As a Mainlander myself, I am naturally offended, and also minded to sneer at their stupid self-deprivation. Good grief, pre-Covid, you could get Air NZ special fares to Queenstown for absolute peanuts! And crossing the often challenging Cook Strait on the ferry is a rite of passage for any true-blue Kiwi. Granted, the North Island has some good bits - Rotorua, Maori culture, the Bay of Islands, assorted volcanoes - but for real gobsmacking scenery, the South Island knocks it into a cocked hat, I reckon. How crazy that it takes a global pandemic to get Aucklanders to go there.

Wednesday, 27 May 2020

A gain, and a loss

Well, it's been over a month now since my last post (about, er, hearing the Last Post) so I suppose it's time for another. Quite honestly, though, stories about travel feel both irrelevant and a bit sad during this time of Covid-19 lockdown. Despite having done pretty well here in New Zealand - no new cases today for the fifth day in a row, no-one in hospital, only 21 people currently infected, the same number as have died altogether - travel is still looking a long way off yet. Our borders are officially shut (though essential personnel like those involved in filming the Avatar and Lord of the Rings TV/movies have apparently been slipping through) and trips overseas won't be possible till there's a vaccine.
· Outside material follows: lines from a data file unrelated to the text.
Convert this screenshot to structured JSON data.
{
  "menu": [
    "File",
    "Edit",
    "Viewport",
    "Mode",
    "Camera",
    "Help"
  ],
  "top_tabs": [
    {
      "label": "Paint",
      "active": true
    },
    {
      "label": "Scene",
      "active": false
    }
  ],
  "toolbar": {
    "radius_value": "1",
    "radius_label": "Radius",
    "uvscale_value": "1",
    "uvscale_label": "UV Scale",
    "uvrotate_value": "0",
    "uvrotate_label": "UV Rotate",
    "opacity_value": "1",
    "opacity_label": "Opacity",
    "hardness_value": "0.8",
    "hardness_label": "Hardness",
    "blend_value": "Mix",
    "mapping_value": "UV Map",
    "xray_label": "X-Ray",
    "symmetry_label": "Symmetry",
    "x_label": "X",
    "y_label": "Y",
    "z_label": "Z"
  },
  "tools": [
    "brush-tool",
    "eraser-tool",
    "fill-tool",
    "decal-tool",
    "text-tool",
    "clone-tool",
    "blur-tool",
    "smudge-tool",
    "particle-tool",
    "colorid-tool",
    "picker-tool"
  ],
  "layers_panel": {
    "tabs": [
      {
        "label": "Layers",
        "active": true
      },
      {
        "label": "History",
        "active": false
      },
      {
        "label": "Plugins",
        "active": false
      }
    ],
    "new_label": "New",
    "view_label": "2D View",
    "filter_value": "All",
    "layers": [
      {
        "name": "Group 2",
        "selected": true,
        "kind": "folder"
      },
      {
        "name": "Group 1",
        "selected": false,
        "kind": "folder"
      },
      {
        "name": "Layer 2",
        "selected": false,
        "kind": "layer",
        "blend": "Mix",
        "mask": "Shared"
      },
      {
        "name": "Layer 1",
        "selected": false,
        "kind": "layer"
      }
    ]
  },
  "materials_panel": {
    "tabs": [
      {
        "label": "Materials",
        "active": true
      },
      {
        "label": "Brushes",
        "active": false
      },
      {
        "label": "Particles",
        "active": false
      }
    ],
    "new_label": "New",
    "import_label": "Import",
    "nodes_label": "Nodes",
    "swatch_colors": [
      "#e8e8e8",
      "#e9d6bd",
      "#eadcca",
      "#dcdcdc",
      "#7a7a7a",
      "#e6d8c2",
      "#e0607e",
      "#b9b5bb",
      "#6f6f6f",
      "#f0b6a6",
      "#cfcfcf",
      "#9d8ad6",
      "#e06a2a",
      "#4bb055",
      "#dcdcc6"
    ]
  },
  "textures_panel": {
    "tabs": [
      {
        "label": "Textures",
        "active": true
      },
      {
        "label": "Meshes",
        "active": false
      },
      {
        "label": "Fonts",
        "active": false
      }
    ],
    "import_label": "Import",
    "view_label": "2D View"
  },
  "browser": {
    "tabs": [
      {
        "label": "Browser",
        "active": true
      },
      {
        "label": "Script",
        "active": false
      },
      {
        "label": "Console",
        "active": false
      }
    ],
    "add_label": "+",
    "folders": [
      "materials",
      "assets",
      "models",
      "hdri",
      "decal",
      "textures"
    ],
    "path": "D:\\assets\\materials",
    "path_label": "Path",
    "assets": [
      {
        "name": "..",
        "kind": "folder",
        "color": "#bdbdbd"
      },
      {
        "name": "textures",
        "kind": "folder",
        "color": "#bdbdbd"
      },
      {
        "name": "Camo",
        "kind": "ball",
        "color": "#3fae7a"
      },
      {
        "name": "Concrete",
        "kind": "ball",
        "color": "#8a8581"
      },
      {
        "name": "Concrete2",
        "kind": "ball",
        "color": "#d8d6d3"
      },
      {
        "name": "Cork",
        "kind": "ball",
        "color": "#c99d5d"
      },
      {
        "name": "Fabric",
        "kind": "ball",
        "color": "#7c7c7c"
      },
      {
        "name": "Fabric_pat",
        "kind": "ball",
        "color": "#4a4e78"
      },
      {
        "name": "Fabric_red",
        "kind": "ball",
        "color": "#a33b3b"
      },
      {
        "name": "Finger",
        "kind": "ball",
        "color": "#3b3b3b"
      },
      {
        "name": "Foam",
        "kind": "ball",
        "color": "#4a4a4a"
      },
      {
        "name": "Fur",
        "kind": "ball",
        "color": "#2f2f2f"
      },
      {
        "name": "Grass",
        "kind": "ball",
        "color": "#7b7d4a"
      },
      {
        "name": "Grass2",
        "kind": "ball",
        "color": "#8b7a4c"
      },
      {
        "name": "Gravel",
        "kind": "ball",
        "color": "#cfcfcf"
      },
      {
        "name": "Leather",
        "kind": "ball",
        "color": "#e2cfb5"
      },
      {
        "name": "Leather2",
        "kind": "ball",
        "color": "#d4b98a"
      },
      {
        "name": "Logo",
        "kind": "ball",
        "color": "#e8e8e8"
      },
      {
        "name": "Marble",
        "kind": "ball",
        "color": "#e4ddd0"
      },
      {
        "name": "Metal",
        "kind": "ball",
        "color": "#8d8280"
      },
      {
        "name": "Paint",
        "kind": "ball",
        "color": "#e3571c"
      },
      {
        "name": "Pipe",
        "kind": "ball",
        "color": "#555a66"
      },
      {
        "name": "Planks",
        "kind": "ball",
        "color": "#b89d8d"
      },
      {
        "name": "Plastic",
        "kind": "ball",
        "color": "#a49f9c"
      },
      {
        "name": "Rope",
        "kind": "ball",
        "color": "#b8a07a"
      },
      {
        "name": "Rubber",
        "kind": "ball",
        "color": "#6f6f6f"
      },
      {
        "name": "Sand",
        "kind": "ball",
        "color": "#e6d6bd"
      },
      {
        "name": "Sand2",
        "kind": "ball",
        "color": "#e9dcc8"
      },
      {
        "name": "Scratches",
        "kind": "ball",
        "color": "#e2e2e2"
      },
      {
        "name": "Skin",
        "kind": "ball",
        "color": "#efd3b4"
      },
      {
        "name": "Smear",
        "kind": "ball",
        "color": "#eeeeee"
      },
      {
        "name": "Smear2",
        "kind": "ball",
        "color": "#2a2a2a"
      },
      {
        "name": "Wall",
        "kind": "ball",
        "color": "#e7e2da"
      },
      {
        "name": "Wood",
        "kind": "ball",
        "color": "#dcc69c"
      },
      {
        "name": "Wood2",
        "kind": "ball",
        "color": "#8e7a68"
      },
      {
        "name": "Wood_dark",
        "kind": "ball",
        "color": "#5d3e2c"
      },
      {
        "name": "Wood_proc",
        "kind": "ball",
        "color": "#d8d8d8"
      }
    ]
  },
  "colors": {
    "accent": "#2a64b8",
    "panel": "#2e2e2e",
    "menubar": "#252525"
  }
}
Domestic travel is now allowed, though, and a trans-Tasman bubble is a strong possibility for the nearish future, meaning we can go to Australia, and vice versa - though that hardly counts as overseas. But the industry is struggling, and freebie trips for people like me will be way down on the list of priorities, even if publications had enough advertising to pay us for the subsequent stories. So, instead, we return to the theme of this post (see upper right) about how travel stays with you forever after, just waiting for a cue to prompt a memory.

The thing is, that would be all very well, if your (my) memory worked as it should/used to. Sprawled on the sofa watching TV the other night, I got a glimpse of a street with umbrellas hanging above it, and thought, "I've seen somewhere like that! Now where was it...?" Drilling down through the brain cells to locate it took so long that, by the time I'd triumphantly identified it as a street in the San Telmo district of Buenos Aires (which those of us brought up with Sesame Street would expect to be spelled rather differently), I'd entirely forgotten where the original umbrella shot was.

Worse, while lying there, another connection to Argentina occurred to me - but I can't now remember what that one was, either. So that pretty much destroys the whole premise, right? Sorry about that. 
Oh well. I've enjoyed remembering about the Sunday market there, in Plaza Dorego, which was classically colourful, busy and varied, and included satisfyingly local offerings like a man in gaucho gear selling terrifying bits, plus bridles, cruppers, martingales, drop nosebands and fancy browbands (see, I can remember all those terms from my distant horsy past). I was amused to see a man dwarfed by the huge bundle of feather dusters he was selling. There was art and food and music, and - oh, yes! I've just remembered! Jewellery, including pendants made of cut-out coins, including one from neighbouring Uruguay featuring a capybara, which I bought because I like capybara and got very close to one called Roderigo, up the Amazon in Peru. And I was wearing it the night I saw the umbrellas on TV. So there you go: happy ending.
Except, looking at my photos, I've just been reminded of the shoes I saw on one stall and wanted to buy, but they didn't have my size. So now I'm sad again. Damned memories.